# What to charge a company wanting to print your designs



## kailos (Jun 13, 2014)

Hello everyone I looked on the forums and found some useful info on this subject but still a bit confused. The question is, what would you tell a clothing company who saw your t-shirt designs online and ask you how much you would charge for them to use your design? What would the correct response be, how would you approach figuring out a rate to charge them, extra? Basically what would the next step be. I'm a graphic designer but haven't worked a lot in the tshirt industry. Thanks﻿.


----------



## Mtnview (Nov 5, 2009)

We looked into using a design by a local designer here. He wanted $250 initial fee and a percentage of each sale. Can't remember if it was 10 or 20 percent of the sale.


----------



## kailos (Jun 13, 2014)

Thanks Mtnview! Someone told me that they always make sure they retain ownership of the design and that they charge around $3 per unit. Any advice on which way is better a flat rate upfront or per unit? And any advice on licensing for tshirts and so forth?


----------



## Mtnview (Nov 5, 2009)

kailos said:


> Thanks Mtnview! Someone told me that they always make sure they retain ownership of the design and that they charge around $3 per unit. Any advice on which way is better a flat rate upfront or per unit? And any advice on licensing for tshirts and so forth?


Personally I would probably seek an initial up front fee so I know they are serious about reproducing them along with a percentage per item. I would also retain ownership of designs. Unless I was very proficient with legaleeze I would work with a business attorney that writes up this sort of agreement on a regular basis to draw up an agreement for you. I know that is an added expense but they will be looking out for your interest.


----------



## travistxc (May 16, 2014)

kailos said:


> Hello everyone I looked on the forums and found some useful info on this subject but still a bit confused. The question is, what would you tell a clothing company who saw your t-shirt designs online and ask you how much you would charge for them to use your design? What would the correct response be, how would you approach figuring out a rate to charge them, extra? Basically what would the next step be. I'm a graphic designer but haven't worked a lot in the tshirt industry. Thanks﻿.

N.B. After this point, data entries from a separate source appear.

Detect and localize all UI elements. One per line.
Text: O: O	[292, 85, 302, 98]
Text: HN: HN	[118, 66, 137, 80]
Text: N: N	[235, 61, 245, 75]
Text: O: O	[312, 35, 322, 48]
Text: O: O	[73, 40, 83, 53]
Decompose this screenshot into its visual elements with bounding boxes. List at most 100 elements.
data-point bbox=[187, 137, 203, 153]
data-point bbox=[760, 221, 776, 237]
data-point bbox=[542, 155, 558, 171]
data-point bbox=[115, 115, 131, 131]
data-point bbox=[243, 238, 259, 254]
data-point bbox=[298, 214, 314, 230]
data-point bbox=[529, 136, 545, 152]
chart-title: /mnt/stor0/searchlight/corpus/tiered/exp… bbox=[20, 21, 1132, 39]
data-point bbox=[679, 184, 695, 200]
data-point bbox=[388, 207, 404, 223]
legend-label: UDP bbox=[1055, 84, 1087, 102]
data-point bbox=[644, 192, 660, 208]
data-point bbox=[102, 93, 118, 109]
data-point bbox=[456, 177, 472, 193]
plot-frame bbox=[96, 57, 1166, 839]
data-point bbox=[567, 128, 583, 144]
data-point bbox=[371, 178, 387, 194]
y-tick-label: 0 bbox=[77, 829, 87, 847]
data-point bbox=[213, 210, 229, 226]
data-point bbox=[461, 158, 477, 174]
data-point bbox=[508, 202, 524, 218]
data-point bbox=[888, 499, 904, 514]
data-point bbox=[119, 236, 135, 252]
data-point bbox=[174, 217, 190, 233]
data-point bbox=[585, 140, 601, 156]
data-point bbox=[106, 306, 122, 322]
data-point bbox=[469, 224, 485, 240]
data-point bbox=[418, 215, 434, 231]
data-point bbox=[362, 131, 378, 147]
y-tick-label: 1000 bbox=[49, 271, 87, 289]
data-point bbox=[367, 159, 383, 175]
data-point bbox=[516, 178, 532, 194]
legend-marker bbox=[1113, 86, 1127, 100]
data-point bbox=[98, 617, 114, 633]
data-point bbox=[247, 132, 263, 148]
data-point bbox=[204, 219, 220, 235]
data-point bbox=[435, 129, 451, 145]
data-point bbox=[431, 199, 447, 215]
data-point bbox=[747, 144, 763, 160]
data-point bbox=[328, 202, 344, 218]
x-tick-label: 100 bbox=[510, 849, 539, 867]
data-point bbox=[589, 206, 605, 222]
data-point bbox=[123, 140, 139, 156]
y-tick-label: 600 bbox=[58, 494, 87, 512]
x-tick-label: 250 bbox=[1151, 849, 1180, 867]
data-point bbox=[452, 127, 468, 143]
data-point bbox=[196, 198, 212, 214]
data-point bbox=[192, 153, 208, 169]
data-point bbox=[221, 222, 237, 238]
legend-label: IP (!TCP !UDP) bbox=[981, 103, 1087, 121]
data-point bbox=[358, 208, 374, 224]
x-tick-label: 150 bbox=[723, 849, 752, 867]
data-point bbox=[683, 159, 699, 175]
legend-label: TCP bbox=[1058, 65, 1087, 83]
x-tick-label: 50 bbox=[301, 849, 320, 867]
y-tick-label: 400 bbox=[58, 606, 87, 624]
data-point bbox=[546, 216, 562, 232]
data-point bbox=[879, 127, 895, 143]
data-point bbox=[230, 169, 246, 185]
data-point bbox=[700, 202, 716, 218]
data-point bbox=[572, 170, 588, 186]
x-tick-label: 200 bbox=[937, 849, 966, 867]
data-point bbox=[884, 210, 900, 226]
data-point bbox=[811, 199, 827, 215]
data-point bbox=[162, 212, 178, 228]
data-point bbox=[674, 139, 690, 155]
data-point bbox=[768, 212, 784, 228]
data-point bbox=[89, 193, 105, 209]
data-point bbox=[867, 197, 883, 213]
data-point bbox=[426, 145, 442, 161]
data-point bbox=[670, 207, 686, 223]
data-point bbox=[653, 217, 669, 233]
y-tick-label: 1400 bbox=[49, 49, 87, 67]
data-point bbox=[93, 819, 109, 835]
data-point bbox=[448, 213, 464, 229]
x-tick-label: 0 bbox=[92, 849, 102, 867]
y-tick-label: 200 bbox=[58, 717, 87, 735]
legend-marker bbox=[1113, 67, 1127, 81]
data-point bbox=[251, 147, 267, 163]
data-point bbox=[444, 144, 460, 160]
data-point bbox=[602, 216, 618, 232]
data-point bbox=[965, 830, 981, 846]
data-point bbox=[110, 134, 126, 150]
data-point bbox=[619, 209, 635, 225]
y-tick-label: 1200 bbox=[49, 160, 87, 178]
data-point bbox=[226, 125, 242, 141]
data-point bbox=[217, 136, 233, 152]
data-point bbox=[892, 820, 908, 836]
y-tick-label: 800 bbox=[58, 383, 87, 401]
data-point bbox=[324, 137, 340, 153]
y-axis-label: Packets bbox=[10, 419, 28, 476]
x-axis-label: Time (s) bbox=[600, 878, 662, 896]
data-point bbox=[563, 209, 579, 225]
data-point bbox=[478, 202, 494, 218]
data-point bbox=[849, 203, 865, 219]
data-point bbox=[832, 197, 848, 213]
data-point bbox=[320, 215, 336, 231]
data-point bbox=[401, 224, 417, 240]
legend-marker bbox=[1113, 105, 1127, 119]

I always try to get a fat chunk up front. You do not want to rely solely on a percentage because there is no guarantee the clothing company will ever sell any garments with your design on them. 

I buy a lot of designs both already done or commissioned for something specific and usually just pay a flat rate for them.


----------



## Printavo (Oct 7, 2007)

Yeah I'd also just take a chunk up front as if you designed the artwork for them. Unfortunately, chances are they don't sell many and not sure if you'd want to take that risk.


----------



## kailos (Jun 13, 2014)

Thanks everyone for the help! Well I talked to the company. Told them I wanted $200 upfront plus 10% of sales and wished to retain ownership of the design. They told me that they could not do the 10% and they wanted to own the design. Where should I go from here? Should I meet him half way somehow or just part ways?


----------



## Mtnview (Nov 5, 2009)

If you are unwilling to part with the design then the answer is simple and it's a waste of time to spend more time and effort on this. Send them a polite thank you for their interest but the design is not for sale at this time. If this is something you don't mind parting with if the price is right then the up front fee is now a purchase price and just went up. How much do you honestly think you stand to make doing this design on shirts yourself and how long will it take you to make that? If it is something you think you can make a couple thousand on over a few years or they could make 5 times that if they owned it marketed it then maybe a quick thousand in your pocket wouldn't be too bad.


----------



## royster13 (Aug 14, 2007)

I pay a flat 7% of selling price on the "honour system"....


----------



## kraze (Dec 7, 2007)

I agree with John. Always have a contract written up and/or read by an attorney. If you are in the design business and offering your designs for sale, you should have a contract in place. On your website, put up a clause stating that all your designs will be agreed by signing a contract. This way, it cuts out the guys who are not serious and doesn't waste your time.


----------



## kailos (Jun 13, 2014)

Thanks guys, just a quick update. I offered the company some options on how we could proceed. They never answered my email so I'm guessing they weren't that interested which is fine since it was something totally out of the blue. Thanks for the help, great learning experience.


----------